In a statement released at the weekend, Labour Senator Ged Nash said that, following several months of negotiations with the Department of Justice and Minister for Justice and Equality Charlie Flanagan, an agreement had been secured “in principle” that an apology will be made to those who were convicted of same-sex offences before decriminalisation in 1993.
“Earlier this year, Senators unanimously supported a Labour Party initiative that called on the State to apologise to and fully exonerate gay men who were convicted of engaging in consensual same-sex sexual activity which is now legal,” said Nash.
“After several months of discussions with the Department of Justice and the Justice Minister’s office, I have secured an agreement in principle that an apology will be made to those who were criminalised simply for being who they were and who they are.”
Nash added that the state apology is set to coincide with the 25th anniversary of decriminalisation next year.
“Next year is the 25th anniversary of this significant landmark on the road to making Ireland a more equal and just country.
“An appropriate apology, made in both Houses of the Oireachtas with support from across the political spectrum by means of an All-Party motion would be a fitting way to mark this milestone event in our history.

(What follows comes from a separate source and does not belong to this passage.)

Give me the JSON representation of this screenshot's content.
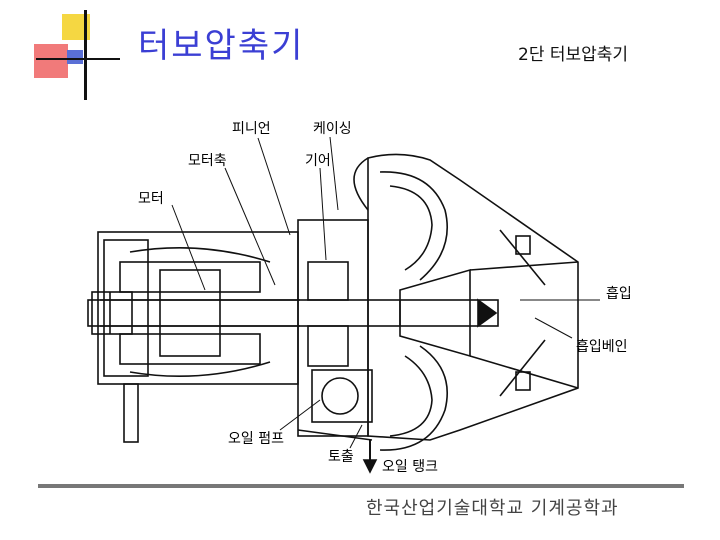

“While this initiative represents an important reckoning with the past, we also acknowledge that nothing anyone can do or say now will ever fully make amends for the ways in which our laws and social attitudes cruelly marginalised and hurt gay citizens for decades.
“However, by apologising for what we as a country did in the past and accepting that it was wrong, we might go some way towards easing the pain that is still all too raw for many older LGBT citizens.
“It is absolutely fundamental that the LGBT community is fully involved in this process and I will continue to engage with NGOs on this long overdue apology and the form it should take.
“It is crucial that any all-party apology for convictions for same-sex activity which is now legal should fully acknowledge that the pre-1993 laws which made criminals of gay men were inherently discriminatory and unfair and that those laws caused severe hurt, pain, prejudice and isolation.
“Furthermore, I will insist that the opportunity is used to affirm Ireland’s commitment to strive to be a country where all LGBT and intersex citizens can and will achieve full equality.”
However, there will be no ‘Turing’s Law’ pardons for those who have been convicted of such offences, as there have been for those convicted of similar pre-decriminalisation offences in the UK.
The attorney-general and Department of Justice say this is because there is currently no system of disregarding convictions, reports The Times UK.
Same-sex sexual activity was decriminalised in Ireland 1993 following campaigns by (among others) Senator David Norris and the Campaign for Homosexual Law Reform which led to a ruling in 1988 that Irish laws prohibiting male homosexual activities were in contravention of the European Convention on Human Rights.
Consultations over the proposal are set to continue in the new year.